С достоинством ответил на обычные, необязательные вопросы взрослого к подростку. Но отвечал как взрослый отвечает взрослому, чем даже немного смутил Ивана Дмитриевича.
На вопрос, кем собирается стать, подумал и ответил не сразу: «Не знаю… Но, наверно, придется двинуться в сторону проблем руководства. Многое пока мне не нравится. А смиряться? Это не в моих правилах!»
Смешной, детский разговор, а запомнился Логинову… Он присматривался к нему и в другие посещения. Как-то, не застав Евгению Корниловну, долго беседовал с академиком. Тот тоже очень хвалил Олега. Замолкал, когда не мог найти точного определения этому нелегкому, устремленному характеру.
— А если его — в науку? — спросил его Логинов.
— Нет! — замахал руками академик. — Совершенно конкретный стиль мышления. Императивный, жесткий. Добивающийся своего любыми путями. В науке… Такие люди могут быть опасными.
— Почему?
— Они очень быстро… Не понимаю, правда, как… Занимают руководящие должности. И тогда — совсем плохо!
Логинов посмотрел на старого человека.
— Вы, конечно… Директор института? — спросил Иван Дмитриевич. Он не мог себе представить, чтобы такой знаменитый ученый, академик, не обладал и соответствующей властью.

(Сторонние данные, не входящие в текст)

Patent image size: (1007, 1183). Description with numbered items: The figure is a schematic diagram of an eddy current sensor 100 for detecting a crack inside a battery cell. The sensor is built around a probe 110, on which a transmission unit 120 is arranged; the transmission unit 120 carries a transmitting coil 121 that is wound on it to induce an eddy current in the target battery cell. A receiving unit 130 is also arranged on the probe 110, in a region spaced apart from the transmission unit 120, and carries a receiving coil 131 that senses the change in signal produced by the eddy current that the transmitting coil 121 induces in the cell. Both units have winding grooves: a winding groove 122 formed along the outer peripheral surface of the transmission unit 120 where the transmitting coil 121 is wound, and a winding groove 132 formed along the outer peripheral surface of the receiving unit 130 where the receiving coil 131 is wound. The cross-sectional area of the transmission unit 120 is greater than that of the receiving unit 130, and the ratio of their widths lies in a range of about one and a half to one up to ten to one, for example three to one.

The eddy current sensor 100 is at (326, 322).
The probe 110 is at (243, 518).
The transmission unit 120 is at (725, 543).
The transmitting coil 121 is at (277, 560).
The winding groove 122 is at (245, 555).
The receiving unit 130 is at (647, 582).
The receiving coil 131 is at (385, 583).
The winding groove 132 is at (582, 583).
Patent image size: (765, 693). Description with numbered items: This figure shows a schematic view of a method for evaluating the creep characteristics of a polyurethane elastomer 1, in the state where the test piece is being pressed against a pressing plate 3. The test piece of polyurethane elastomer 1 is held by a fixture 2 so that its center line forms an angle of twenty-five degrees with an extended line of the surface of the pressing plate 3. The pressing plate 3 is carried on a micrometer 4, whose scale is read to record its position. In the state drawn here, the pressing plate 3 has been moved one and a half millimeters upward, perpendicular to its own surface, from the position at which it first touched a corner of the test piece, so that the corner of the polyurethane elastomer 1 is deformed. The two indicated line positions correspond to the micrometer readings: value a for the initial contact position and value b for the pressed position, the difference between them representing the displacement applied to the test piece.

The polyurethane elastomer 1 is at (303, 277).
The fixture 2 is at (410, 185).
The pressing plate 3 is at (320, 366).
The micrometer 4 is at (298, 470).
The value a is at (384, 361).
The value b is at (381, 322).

— Нет! «Конечно!» — улыбнулся академик. Ивана Дмитриевича это разочаровало и вроде бы задело.
— Почему — «конечно»?
— Просто развитие науки… — начал не сразу муж Евгении Корниловны. — Впрочем, так же как и развитие общества, имеет свои законы. А развитие власти… Не только научной. Даже политической — имеет другие, собственные законы! Иногда они совпадают. Но чаще всего — нет!
— Вы имеете в виду…
То были времена совсем недавней смерти Сталина… Приближающегося разоблачения культа, и на это намекал Логинов.
— Вот именно! — обрадовался такому легкому примеру ученый. — В определенные периоды развитие общества и развитие власти — едины, но, как правило, обязательно наступают времена, когда они входят в противоречия. И как бы велики ни казались бастионы, величие, даже божественность власти — она неумолимо гибнет, как только приходит в противоречие с развитием самого общества.